Author Nina Bawden dies aged 87
- 23 August 2012
- From the section Entertainment & Arts
Author Nina Bawden, who wrote the novel Carrie's War as well as more than 40 other books for children and adults, has died aged 87.
Published in 1973, Carrie's War was her most famous work, based on her World War II evacuation to south Wales.
She was also nominated for the Booker Prize in 1987 for Circles of Deceit.
In 2002, her husband was killed and she was badly injured in the Potters Bar train crash. She died at her London home on Wednesday surrounded by family.
Bawden was regarded as one of the few modern novelists to write successfully for both adults and children, and was admired for her insightful depictions of childhood and complicated family relationships.
She once said she liked writing for children because "most people underestimate their understanding and the strength of their feelings and in my books for them I try to put this right".
Writer PD James once called her "among the most perceptive and accomplished novelists writing today".

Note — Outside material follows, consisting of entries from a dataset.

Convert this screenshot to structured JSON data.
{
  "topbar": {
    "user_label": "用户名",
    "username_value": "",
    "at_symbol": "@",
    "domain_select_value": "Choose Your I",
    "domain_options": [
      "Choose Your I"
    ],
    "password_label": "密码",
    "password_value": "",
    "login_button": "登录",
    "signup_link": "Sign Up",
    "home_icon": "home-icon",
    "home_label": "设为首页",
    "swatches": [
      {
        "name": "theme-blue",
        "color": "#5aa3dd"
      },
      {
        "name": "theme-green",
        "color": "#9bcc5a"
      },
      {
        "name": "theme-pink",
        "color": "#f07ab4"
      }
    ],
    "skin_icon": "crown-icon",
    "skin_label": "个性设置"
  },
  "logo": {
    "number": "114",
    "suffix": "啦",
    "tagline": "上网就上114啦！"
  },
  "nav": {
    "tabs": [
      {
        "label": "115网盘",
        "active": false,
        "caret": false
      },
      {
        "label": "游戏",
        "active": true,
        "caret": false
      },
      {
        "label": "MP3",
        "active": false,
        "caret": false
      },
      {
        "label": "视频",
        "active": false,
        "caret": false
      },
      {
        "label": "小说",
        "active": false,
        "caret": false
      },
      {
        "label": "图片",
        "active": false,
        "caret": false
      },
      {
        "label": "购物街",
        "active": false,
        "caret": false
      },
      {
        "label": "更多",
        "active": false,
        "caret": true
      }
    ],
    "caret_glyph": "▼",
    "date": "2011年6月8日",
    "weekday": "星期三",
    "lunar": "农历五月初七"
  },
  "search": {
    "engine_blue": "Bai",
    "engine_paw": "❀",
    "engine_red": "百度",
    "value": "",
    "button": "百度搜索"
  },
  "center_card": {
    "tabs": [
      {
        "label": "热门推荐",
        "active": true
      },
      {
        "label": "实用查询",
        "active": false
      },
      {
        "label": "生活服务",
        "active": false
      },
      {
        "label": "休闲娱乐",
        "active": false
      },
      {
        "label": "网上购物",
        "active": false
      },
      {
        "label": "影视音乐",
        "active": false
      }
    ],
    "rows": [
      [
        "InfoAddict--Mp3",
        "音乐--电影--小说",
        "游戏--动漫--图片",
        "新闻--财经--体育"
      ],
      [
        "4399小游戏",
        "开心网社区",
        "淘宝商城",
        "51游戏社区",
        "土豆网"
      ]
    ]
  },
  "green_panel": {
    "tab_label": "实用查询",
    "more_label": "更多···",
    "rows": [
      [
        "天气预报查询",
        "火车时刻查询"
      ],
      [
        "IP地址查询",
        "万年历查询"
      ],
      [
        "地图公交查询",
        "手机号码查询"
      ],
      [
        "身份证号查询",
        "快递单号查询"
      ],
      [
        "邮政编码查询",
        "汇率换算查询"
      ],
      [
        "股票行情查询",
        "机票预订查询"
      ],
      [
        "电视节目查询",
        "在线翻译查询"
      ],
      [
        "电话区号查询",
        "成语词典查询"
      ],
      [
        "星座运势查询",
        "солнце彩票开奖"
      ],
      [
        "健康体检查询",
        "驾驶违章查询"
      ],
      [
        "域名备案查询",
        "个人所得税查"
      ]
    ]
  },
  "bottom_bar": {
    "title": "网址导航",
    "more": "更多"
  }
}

Playwright Sir David Hare, who portrayed Bawden in his play The Permanent Way, paid tribute to her as "an uncomplicatedly good woman, whose long fight to obtain justice for the victims of the Potters Bar crash was a model of eloquence, principle and human decency".
Bawden's publisher Lennie Goodings called the author "a gently fierce, clever, elegant, wickedly funny woman".
"She wrote slim books but they were powerful and extraordinarily acute observations about what makes us human," Goodings said. "She was a wonderful storyteller and she was writing to the end."
Francesca Dow, managing director of Penguin children's division, described Bawden as "a wonderful storyteller, brilliant at stepping into the minds of her characters and conjuring up a powerful sense of time and place".
Author Valerie Grove added: "Nina Bawden is one of the most admirable women I know, and why she was never made a Dame, I can't imagine."
Born Nina Mary Mabey in Ilford, Essex, in 1925, Bawden was evacuated at the age of 14, first to Ipswich and then south Wales.
The experience provided the template for Carrie's War, about the girl sent to live in a mining town, which was later added to the school curriculum. It was adapted twice for television by the BBC, while a stage production ran in the West End in 2009.
Bawden often used personal experience or family stories in her work. Her first children's book, The Secret Passage, published in 1963, was written for her three children after they discovered a secret passage in their cellar.
The Peppermint Pig, which won the Guardian Children's Fiction Prize in 1976, was based on an old family tale, while The Outside Child told the story of a girl who discovered she had a half-brother and sister from her father's first marriage.
That followed the revelation, when in her 20s, that Bawden had a half-sister who had been sent away to live with cousins.
Her other novels included The Birds on the Trees, which was shortlisted for the Lost Man Booker Prize for the best books published in 1970, and Granny the Pag.
Towards the end of World War II, Bawden won a scholarship to Somerville College, Oxford, where she read politics, philosophy and economics alongside Margaret Roberts, later Baroness Thatcher.
Bawden was a member of the Labour Party and told the future Conservative prime minister they should "use our good fortune to make sure that, when the war ended, a new, happier, more generous society would take the place of the old one".
Bawden had hoped to become a journalist and, after graduating, was offered a job as a trainee reporter on the Manchester Evening News. But she turned it down when she married Harry Bawden and became pregnant.
Their child, Niki, grew up to suffer schizophrenia and become involved in drugs. He killed himself in 1981, aged 33.
He provided the basis for one of the characters in Bawden's Booker-shortlisted novel Circles of Deceit.
In 1954, Bawden was remarried, to Austen Kark, whom she had met on a bus.
On 10 May 2002, the couple were on their way to an 80th birthday party in Cambridge when their train derailed at high speed after leaving King's Cross.
Kark, who had risen to become managing director of the BBC World Service, died in the crash, while his wife suffered a broken ankle, arm, leg, shoulder, collarbone and ribs.
She campaigned to get answers after the accident, and received almost £1m in compensation from Network Rail and former rail contractor Jarvis.
In one of Bawden's last books, Dear Austen, the author told the story of the crash in the form of letters to her late husband.
Bawden was made a CBE in 1995 and received the prestigious ST Dupont Golden Pen Award for a lifetime's contribution to literature in 2004.
Her literary agent noted that, shortly before her death, the author was "delighted to learn that Macmillan's Bello imprint is to reissue her early crime books, including her first novel".
He added: "We have all lost someone very beloved."